Safe, however, is relative. If I am an US based investor that has gone short Yen, then it is safer to cover this leveraged position ,so I buy Yen and sell USD. If I am a Japan based investor holding overseas bonds I might sell these bonds and repatriate my funds, buying Yen in the process. The Yen rallies but this is not because Japan is a ‘safe haven’ in relation to the Ukraine. After all China might take the opportunity of a distracted US to rattle its sabre in the East China Seas a little more. The Yen rallies because there are position adjustments in a state of uncertainty that result in Yen buying.
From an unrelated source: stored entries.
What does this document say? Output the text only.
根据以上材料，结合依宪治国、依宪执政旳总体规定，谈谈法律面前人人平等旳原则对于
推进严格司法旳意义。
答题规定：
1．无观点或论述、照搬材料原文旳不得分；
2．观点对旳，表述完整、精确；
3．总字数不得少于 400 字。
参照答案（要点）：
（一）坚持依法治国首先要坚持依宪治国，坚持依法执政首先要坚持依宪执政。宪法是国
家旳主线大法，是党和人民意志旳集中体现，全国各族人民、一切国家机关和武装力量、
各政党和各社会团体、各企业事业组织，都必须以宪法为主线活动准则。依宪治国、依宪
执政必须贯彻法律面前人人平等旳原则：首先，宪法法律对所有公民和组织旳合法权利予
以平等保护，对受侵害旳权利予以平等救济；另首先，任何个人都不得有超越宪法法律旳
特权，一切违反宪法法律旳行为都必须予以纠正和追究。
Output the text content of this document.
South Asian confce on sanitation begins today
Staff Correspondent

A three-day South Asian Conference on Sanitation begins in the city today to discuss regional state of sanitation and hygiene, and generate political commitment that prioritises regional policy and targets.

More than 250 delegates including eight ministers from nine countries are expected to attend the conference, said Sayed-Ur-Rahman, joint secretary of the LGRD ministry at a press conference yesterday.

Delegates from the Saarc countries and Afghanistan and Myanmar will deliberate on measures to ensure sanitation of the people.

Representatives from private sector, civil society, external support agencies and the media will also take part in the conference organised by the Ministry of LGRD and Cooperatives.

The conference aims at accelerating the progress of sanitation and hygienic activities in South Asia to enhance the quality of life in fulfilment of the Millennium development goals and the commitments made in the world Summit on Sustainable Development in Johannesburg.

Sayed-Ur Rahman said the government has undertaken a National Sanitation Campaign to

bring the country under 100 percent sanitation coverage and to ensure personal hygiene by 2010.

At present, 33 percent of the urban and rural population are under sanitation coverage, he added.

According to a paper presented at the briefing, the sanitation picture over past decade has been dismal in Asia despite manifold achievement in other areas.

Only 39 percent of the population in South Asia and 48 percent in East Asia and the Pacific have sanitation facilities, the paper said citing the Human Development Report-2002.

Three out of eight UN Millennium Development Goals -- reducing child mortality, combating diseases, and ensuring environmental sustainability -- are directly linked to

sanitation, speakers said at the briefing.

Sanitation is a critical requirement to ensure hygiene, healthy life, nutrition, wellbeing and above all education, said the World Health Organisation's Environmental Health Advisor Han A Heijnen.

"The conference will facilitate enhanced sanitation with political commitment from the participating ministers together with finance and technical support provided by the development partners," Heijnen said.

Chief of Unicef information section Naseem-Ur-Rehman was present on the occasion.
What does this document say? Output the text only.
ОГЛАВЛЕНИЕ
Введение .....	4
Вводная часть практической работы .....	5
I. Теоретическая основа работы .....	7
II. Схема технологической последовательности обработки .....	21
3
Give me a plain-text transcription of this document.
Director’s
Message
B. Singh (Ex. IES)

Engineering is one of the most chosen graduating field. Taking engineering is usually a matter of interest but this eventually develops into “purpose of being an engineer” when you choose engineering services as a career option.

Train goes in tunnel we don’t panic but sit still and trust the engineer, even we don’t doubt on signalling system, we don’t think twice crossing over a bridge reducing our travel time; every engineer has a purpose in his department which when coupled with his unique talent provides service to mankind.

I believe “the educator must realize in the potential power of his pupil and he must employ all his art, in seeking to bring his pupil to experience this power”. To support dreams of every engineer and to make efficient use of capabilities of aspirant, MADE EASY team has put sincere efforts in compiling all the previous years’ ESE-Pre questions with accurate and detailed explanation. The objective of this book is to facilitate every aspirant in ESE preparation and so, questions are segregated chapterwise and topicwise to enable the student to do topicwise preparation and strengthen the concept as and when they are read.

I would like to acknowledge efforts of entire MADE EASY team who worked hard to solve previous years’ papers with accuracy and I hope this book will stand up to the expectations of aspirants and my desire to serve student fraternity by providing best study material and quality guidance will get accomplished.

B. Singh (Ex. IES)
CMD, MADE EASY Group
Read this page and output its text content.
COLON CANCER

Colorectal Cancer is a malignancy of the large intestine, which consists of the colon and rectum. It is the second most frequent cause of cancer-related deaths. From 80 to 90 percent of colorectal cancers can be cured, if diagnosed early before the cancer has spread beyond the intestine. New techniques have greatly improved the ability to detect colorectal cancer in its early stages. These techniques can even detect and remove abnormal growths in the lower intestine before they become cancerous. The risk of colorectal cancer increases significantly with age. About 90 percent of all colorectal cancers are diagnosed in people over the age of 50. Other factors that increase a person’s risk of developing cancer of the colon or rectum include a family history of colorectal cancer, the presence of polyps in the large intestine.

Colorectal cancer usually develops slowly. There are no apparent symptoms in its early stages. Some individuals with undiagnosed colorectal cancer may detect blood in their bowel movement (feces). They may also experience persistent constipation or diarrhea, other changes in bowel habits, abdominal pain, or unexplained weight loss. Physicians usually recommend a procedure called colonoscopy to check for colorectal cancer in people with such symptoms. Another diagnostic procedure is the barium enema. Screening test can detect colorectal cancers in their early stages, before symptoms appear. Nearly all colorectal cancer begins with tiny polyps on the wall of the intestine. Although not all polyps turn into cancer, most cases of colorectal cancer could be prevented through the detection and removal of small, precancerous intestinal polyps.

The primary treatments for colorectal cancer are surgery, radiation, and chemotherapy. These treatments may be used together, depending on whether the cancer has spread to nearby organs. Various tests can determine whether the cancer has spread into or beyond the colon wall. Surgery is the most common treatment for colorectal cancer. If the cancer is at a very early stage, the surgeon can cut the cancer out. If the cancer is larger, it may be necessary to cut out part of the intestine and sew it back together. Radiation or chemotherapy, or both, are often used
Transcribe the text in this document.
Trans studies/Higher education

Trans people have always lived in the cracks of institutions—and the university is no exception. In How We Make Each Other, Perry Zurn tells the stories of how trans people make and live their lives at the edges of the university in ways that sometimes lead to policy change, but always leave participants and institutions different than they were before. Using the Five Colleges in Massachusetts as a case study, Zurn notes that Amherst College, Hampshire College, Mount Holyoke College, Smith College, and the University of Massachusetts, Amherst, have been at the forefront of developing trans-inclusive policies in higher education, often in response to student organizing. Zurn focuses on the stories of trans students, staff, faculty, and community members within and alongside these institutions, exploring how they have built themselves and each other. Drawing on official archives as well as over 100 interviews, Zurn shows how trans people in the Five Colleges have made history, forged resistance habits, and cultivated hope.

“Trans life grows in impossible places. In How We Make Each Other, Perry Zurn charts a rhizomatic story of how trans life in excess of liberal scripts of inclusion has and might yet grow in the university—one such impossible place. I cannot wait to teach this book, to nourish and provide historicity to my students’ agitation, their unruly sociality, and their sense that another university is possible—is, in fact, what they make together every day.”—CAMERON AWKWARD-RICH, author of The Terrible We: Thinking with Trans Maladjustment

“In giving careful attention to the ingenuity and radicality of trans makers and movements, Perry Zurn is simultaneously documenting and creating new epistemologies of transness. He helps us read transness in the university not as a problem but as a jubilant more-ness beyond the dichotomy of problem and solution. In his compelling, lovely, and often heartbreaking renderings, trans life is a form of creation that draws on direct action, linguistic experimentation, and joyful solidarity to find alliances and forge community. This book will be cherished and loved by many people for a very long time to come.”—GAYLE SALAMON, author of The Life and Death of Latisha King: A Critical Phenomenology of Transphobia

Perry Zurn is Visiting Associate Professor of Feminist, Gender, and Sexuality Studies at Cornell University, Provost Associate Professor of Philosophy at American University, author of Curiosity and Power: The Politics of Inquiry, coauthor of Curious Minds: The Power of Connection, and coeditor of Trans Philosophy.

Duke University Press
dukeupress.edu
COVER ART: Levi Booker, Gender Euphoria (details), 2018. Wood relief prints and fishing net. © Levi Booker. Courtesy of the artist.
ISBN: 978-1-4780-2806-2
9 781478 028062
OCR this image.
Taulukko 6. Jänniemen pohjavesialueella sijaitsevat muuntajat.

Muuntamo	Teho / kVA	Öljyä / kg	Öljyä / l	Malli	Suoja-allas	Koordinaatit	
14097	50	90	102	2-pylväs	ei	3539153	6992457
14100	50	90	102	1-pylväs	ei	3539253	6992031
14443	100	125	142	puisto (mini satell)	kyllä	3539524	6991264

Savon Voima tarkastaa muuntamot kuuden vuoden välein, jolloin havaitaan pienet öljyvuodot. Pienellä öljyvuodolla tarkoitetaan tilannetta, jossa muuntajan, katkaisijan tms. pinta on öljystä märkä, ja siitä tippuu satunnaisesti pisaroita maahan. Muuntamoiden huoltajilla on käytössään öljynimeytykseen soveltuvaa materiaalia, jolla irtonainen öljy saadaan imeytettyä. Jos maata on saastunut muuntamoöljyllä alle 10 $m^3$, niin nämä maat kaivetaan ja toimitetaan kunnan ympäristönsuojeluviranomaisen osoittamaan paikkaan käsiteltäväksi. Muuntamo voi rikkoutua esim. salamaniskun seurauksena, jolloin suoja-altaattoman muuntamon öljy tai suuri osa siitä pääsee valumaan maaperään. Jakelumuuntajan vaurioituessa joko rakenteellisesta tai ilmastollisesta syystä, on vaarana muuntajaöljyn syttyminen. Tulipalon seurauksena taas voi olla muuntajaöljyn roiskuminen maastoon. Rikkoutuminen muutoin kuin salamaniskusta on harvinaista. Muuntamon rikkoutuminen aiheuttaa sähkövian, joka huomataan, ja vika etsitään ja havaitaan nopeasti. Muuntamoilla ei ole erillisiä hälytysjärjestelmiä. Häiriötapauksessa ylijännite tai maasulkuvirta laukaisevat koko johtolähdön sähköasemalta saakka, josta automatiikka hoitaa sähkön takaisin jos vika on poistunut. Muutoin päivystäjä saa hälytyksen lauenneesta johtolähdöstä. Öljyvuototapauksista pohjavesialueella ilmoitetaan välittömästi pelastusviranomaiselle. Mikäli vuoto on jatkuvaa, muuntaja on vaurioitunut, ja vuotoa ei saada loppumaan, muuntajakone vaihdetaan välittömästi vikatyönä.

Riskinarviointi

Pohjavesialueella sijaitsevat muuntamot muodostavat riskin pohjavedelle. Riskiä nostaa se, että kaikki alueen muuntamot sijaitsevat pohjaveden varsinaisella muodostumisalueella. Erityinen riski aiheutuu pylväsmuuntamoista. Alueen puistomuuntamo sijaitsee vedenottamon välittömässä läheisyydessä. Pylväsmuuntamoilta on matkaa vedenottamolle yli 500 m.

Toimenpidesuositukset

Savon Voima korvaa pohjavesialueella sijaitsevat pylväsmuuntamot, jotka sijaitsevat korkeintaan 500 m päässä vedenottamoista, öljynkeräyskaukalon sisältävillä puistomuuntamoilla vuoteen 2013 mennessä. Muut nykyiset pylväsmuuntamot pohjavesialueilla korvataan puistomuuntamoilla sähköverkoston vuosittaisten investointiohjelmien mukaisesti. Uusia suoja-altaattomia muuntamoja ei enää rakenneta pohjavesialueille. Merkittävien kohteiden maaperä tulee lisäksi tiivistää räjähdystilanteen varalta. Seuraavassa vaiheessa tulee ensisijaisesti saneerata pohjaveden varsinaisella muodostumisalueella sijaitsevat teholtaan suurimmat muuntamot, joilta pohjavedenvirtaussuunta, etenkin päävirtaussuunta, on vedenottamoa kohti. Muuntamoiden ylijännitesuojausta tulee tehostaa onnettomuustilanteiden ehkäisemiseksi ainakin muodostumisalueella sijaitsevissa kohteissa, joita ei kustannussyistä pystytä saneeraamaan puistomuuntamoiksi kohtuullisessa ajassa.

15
It is positions and the reference position of investors that determines the bulk of the market response.
There are of course traditional safe havens; gold and the Swiss Franc. However, how safe is gold? Physical gold is safe if you have somewhere to store it, safely. Gold derivatives are only as safe as the counterparty. The Swiss Franc is safe as long as all countries recognise its neutrality. So far this has been the case under very extreme scenarios. The market reaction in relation to these two assets is largely knee-jerk. Another traditionally safe place to be is the government bond of your own state. This is obviously not true for Ukraine citizens. It is also not obviously true for eurozone citizens. It is true for US, UK and Japan citizens. If you think the geopolitical shock could be inflationary they also offer index-linked debt.
Market reactions will nevertheless largely reflect exposed positions. The most striking aspect of the Ukraine event so far has been how little market response there has been which would imply that leverage is not excessive and exposed positions are not excessive. There is time for further market response as the situation develops but the initial reaction is muted. Unless there is a serious possibility of military intervention by the ‘West’, the Ukraine event will recede and normal service will be resumed. I give a zero % probability of military intervention, but I have been known to be wrong.